Landlord buy to let yields in Britain among the poorest in Europe

The UK had dropped 10 places in European rankings for buy to let property with Ireland, Malta and Portugal named as the top three best nations for buy to let landlords.

Britain is ranked 25th in Europe with average rental yields of 4% but in some parts of London it is as small as 2%, with the average much lower than the 7.08% in Ireland, 6.64% in Malta and 6.43% in Portugal.

Countries like Turkey, Cyprus, Bulgaria Latvia, Poland, Romania, Estonia and even Greece offer better buy to let yields than the UK, according to the research from payment firm WorldFirst.

Only Austria, France, Croatia and Sweden have rates lower than Britain. The report suggests that high property prices and stagnant rents are keeping yields low in these countries.

But in Ireland rents are rising and are now the second highest in Europe after Luxembourg. The report adds that in Malta, Portugal, the Netherland and Slovakia, which all have yields over 6%, low prices and good rental values have boosted yields.

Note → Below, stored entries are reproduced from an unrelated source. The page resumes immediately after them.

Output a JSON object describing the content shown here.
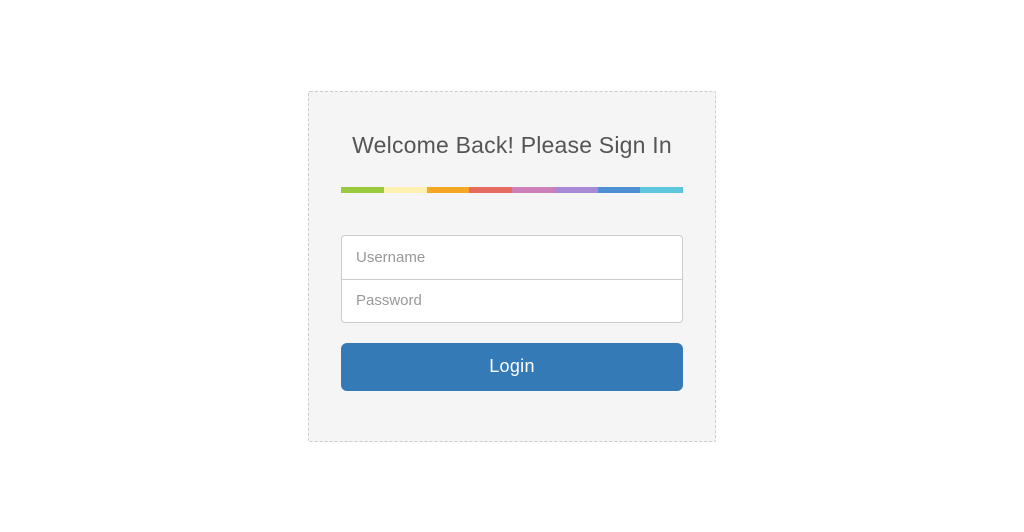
{
  "login": {
    "title": "Welcome Back! Please Sign In",
    "username_placeholder": "Username",
    "password_placeholder": "Password",
    "button_label": "Login",
    "stripe_colors": [
      "#99c93c",
      "#fdf0b1",
      "#f5a623",
      "#e66a60",
      "#cd7fb9",
      "#a889d6",
      "#4f8fd4",
      "#5ec6dc"
    ]
  }
}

It is suggested that Brexit along with changes in the private rental sector in Britain, most notably extra stamp duty on additional homes, the phasing out of buy to let mortgage tax relief and upcoming changes to lending criteria for landlords with multiple properties are having an effect.

‘The correlation between a country’s housing sector and the health of the wider economy is clear. It may now be the case that the deteriorating dynamics of the UK’s rental market is sounding the alarm for a wider slowdown in residential housing and thereby broader economic wellbeing,’ said Edward Hardy, an economist at WorldFirst.

‘While the UK remains in a purgatory like state between EU membership and Brexit, long term investment decisions have become increasingly difficult to make and falling returns for property investors could mark the beginning of the end for one of the UK’s most successful investment avenues of the past 25 years,’ he added.